Home Eurasia Eurasian Economic Union and Post-Soviet Eurasia Regional integration and economic convergence in the post-Soviet space

Regional integration and economic convergence in the post-Soviet space

Libman A., Vinokurov E.
(2010)

Libman A., Vinokurov E. (2010) Regional Integration and Economic Convergence in the post-Soviet Space: Experience of the Decade of Growth. MPRA Working Paper.

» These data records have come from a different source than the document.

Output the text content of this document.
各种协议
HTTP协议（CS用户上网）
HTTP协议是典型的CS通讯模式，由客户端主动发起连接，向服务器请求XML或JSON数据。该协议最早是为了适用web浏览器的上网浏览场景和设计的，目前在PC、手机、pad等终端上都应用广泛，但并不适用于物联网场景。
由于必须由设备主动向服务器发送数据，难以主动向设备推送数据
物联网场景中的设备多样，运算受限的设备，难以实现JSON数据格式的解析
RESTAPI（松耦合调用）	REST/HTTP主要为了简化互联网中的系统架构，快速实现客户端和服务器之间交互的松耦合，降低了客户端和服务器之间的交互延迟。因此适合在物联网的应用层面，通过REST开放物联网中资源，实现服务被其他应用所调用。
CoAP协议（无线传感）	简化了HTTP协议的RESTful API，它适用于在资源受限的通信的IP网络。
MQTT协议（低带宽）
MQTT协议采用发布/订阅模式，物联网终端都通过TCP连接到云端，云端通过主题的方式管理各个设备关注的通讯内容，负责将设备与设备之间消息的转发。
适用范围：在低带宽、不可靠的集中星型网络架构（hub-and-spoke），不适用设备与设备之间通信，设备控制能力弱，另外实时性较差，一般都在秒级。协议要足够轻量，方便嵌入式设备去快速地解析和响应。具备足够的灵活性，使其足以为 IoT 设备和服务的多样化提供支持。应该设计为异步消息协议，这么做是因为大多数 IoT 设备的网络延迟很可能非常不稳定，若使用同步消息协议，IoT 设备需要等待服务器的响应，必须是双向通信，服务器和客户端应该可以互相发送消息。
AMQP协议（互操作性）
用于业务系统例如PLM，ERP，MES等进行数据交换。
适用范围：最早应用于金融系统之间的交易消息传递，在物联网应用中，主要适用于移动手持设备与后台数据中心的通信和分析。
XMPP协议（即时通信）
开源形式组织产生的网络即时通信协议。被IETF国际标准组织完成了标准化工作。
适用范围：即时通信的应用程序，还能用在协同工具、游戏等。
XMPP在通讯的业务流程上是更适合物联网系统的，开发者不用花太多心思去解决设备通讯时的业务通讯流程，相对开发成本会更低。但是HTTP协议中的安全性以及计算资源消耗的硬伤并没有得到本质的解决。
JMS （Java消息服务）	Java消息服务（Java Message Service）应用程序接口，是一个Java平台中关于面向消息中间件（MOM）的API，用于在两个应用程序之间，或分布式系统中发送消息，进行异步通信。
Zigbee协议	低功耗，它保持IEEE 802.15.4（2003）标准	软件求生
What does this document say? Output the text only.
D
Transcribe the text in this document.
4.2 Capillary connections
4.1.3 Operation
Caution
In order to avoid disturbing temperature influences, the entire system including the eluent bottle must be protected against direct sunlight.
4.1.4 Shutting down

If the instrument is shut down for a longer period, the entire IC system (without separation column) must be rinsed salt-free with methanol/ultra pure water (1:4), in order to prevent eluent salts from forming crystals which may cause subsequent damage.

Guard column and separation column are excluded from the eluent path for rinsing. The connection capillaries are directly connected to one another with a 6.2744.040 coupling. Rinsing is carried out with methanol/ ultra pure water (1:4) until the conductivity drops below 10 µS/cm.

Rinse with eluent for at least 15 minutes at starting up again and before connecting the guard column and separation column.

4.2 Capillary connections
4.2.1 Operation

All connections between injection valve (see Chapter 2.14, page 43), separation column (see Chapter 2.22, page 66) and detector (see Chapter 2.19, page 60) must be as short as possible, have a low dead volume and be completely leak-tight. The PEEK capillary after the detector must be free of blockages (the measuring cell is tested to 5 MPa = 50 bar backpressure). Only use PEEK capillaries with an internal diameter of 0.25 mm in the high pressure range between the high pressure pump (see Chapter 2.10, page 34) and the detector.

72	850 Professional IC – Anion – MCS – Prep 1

The conceptualization of the regional integration in social sciences usually refers to a number of different dimensions, ranging from regionalization through the interaction of businesses and individuals over state-promoted economic cooperation towards an increase of regional cohesion and convergence (Hurrell, 1995). The European integration experience assumes a specific sequence of these processes (if not the causal link between them) – from the integration of the markets of goods towards free movement and capital and labor and finally increasing convergence of regional economies. However, non-European regionalism sometimes reverses the sequence and demonstrates different combinations of the aspects of regionalization and regionalism. This paper aims to look at one particular case of this nonEuropean regional integration, studying specifically the interaction between the integration of markets of goods, factor movements and economic convergence, studying the experience of the former Soviet Union (FSU) countries. Studying FSU is relevant from three perspectives. First, the usual assumption of regionalism is that the regional integration proceeds from a relatively disjointed region towards a greater regional unity. It is to a certain extent true for Europe (although European regional awareness is much older than the Treaty of Rome), but is quite unlikely to be the case for other regions of the world, where “regional integration” usually masks a combination of “coming together” and “falling apart” processes, for example, from the old colonial heritage (which also established a specific pattern of regional interdependence, integration and even federalism) or even pre-colonial economic and political linkages. The FSU area seems to be a good field for analyzing these phenomena and their influence on the interaction of different aspects of regionalism. Second, the design of the international cooperation in the FSU has been, at least formally, heavily influenced by the European experience, and the post-Soviet regionalism could be perceived as an attempt to copy the EU up to the letter– a situation which seems to have changed only recently with the advancement of the “open regionalism” thinking in the policy debate on the FSU integration (Kosikova, 2010). Hence, it is also interesting to look at the differences between the impact of very similar formal institutions given differences in economic environment.